Is it because I'm tired and not getting enough sleep, is it because I'm lonely, is it because I'm scared? Is it a lot of different things all thrown in together?
I'm mad at myself for being me. For being who I am. I can't stand who I am. I wish I could erase me. I'm tired of being angry and not being able to get along with people because I am so angry. I think I'm a control freak. I don't know why. Things bother me that don't bother other people. It's a compulsion to want to jump over my back yard wall and take those 3 garbage bags that have been sitting out in my neighbor's yard for the last year and just throw them out. Why can't she just put them out on trash day? Gad!!! I have to look at them every day and it's really ugly. And this is MY problem because I'm an angry control freak who just can't accept that it's her property and she can do whatever she wants with her back yard.
Today I'm actually happy but there's a film of anger that covers it and makes it a little hazy. I'm trying to walk my dogs and I notice I'm angry even though I am actually happy. Why? Why doesn't this stupid anger just go away? Am I subconsciencely holding onto it because it's serving some kind of a purpose I'm actually gaining from? What do I gain from my anger? GRRRRRRRRRRRsssss? GGGGGGGRRRRRRRRRRRRRRRRRRRRRRRRRRRRRRRRRRR???????????? I don't know, I can't think of anything right now. I'll have to think more about it.
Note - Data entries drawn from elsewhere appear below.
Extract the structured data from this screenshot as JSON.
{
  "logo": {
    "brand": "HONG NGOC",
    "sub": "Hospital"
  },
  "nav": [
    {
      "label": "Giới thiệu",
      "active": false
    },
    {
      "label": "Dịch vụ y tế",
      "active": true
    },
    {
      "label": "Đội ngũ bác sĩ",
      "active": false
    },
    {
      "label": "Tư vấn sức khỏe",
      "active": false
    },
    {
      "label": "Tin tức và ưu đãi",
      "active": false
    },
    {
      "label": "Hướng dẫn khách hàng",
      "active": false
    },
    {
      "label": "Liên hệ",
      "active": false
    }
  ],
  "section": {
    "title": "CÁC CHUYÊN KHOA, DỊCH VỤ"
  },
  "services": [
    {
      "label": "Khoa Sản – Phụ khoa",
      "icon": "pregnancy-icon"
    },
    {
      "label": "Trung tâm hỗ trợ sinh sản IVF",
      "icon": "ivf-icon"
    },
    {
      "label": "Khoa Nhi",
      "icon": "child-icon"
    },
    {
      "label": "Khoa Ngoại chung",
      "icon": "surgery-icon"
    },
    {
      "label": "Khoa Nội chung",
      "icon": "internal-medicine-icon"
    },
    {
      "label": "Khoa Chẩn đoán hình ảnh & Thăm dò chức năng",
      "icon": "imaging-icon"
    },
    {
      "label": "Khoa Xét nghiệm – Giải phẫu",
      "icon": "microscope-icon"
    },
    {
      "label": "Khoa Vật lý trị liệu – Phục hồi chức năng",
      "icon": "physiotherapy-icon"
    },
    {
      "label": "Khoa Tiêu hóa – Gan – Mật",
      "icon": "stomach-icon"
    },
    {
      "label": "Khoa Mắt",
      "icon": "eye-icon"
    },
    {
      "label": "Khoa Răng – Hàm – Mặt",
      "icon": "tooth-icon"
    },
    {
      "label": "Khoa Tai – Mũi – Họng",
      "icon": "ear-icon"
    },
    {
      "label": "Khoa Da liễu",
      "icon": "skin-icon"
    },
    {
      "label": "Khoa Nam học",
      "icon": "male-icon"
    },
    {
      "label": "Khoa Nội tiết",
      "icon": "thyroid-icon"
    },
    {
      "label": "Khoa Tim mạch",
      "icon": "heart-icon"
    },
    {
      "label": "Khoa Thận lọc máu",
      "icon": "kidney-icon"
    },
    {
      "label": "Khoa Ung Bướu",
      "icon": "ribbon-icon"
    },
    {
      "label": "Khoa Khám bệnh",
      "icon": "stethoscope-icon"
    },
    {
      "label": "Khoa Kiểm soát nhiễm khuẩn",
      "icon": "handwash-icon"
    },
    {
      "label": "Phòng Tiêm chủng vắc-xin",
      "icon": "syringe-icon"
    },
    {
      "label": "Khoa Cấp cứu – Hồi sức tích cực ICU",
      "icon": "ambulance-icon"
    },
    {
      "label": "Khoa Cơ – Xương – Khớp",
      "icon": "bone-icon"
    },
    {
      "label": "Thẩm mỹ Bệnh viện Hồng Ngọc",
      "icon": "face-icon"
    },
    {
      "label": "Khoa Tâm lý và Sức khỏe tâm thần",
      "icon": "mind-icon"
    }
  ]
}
I started getting angry while driving again. I was doing good but now once again if somebody doesn't go within 10 seconds of a light turning green I feel the blood rush to my head. I don't curse them out or anything but I do GRRRRR under my breath. It's so dumb 'cause most the time I'm not even in a rush to get somewhere.
Okay, that's all for now. I'm just going to keep spewing out my anger thinking processes and feelings here since this is where I have to do it. This will probably be the only place I'll post from now on. It's who I am. ANGRY!!!!